The crisis caused by Covid-19 in cities has had a multidimensional expression. They have had to manage an extremely serious public health crisis by strengthening health systems, adapting public spaces and mobility and ensuring the provision of certain essential services. In parallel, the pandemic has exacerbated existing inequalities and highlighted a social emergency that will be aggravated by the crisis caused by the economic slowdown. The Covid-19 crisis is being strongly conditioned by technological disruption and the opportunity to address the digital transition and the requirement to maintain a firm commitment to move towards a zero emissions scenario – an objective that may be affected by the temptation to promote certain economic stimulus measures.

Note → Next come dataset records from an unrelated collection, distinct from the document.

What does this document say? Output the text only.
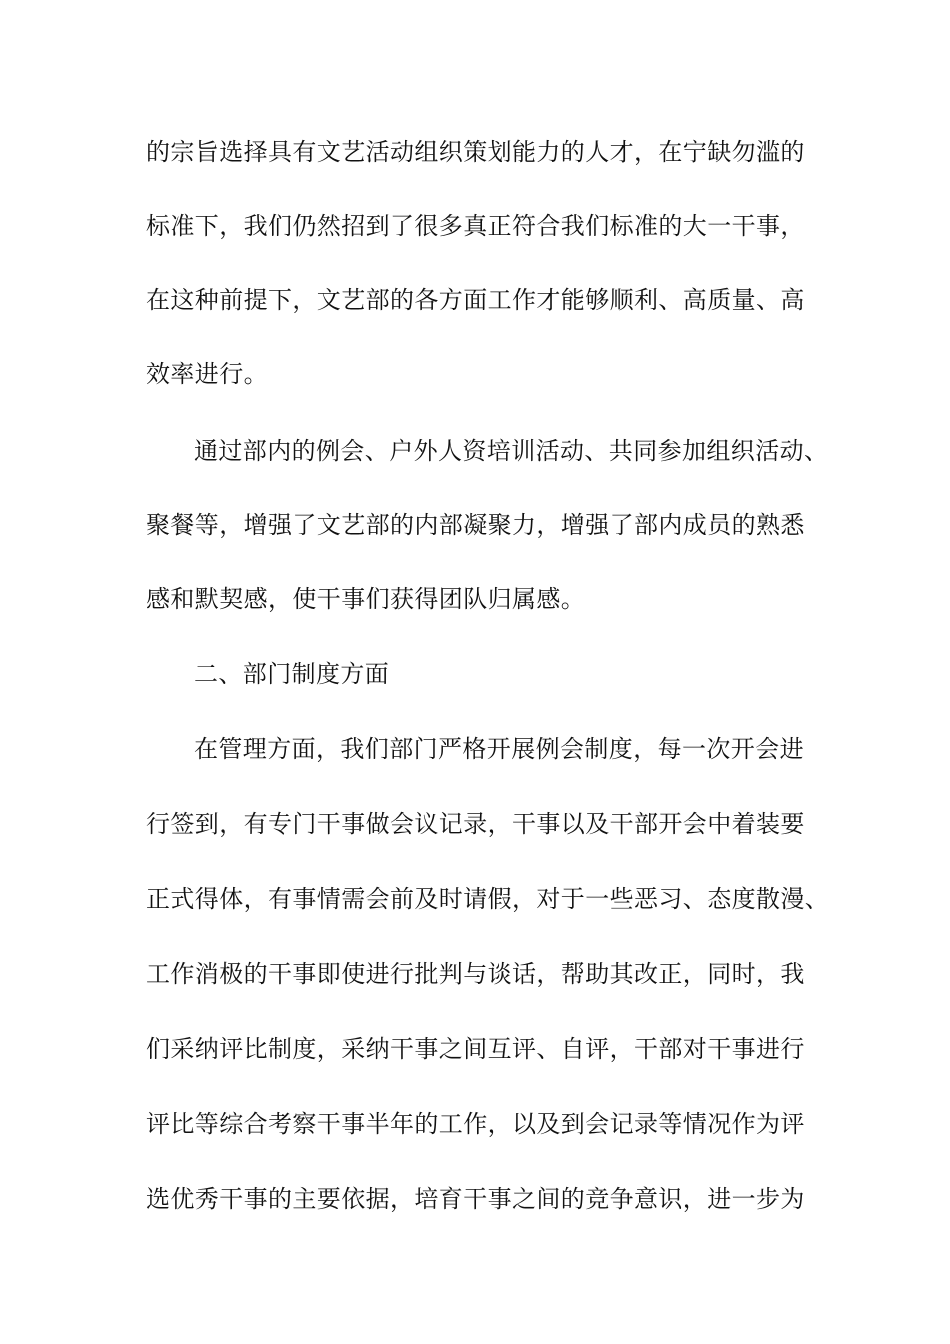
的宗旨选择具有文艺活动组织策划能力的人才，在宁缺勿滥的
标准下，我们仍然招到了很多真正符合我们标准的大一干事，
在这种前提下，文艺部的各方面工作才能够顺利、高质量、高
效率进行。
通过部内的例会、户外人资培训活动、共同参加组织活动、
聚餐等，增强了文艺部的内部凝聚力，增强了部内成员的熟悉
感和默契感，使干事们获得团队归属感。
二、部门制度方面
在管理方面，我们部门严格开展例会制度，每一次开会进
行签到，有专门干事做会议记录，干事以及干部开会中着装要
正式得体，有事情需会前及时请假，对于一些恶习、态度散漫、
工作消极的干事即使进行批判与谈话，帮助其改正，同时，我
们采纳评比制度，采纳干事之间互评、自评，干部对干事进行
评比等综合考察干事半年的工作，以及到会记录等情况作为评
选优秀干事的主要依据，培育干事之间的竞争意识，进一步为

For city governments to be able to address the multidimensionality of the challenges they face through comprehensive approaches thereto, the designing of adequate responses to the extremely complex scenario that the pandemic will leave in large metropolitan areas will be key. A scenario that, as has been seen in past months, will also be strongly marked by uncertainty and that will require significant doses of adaptability and resilience.
However, as well as these challenges, the pandemic presents important opportunities that cities and societies in general should be in a position to address. There will be opportunities to rethink the city, mobility, public spaces and critical issues such as housing, employment, commerce and tourism; to review the socio-economic and cultural dynamics that occur therein, halting the processes of fragmentation, expulsion and financialisation and promoting new centralities, ensuring social cohesion throughout the entire urban fabric as well as in more outlying areas. These review processes should also take into account the possibilities that technology opens up, and the transition towards a green and sustainable economy; provide a response to the digital divide, working from home and the arrival of 5G, artificial intelligence and the internet of things; and move towards new models of circular economy and emissions neutrality.
Taking advantage of the opportunities posed by the pandemic and tackling all the challenges it poses requires on the one hand strong leadership and, on the other, skills, powers and resources that are not always available to city governments. Its lessons set out a compulsory roadmap for cities to promote public policies that are more efficient and tailored to the needs of their inhabitants. It is more necessary than ever to activate all mechanisms, national and international, to progress on this roadmap through a scenario of unprecedented uncertainty and complexity.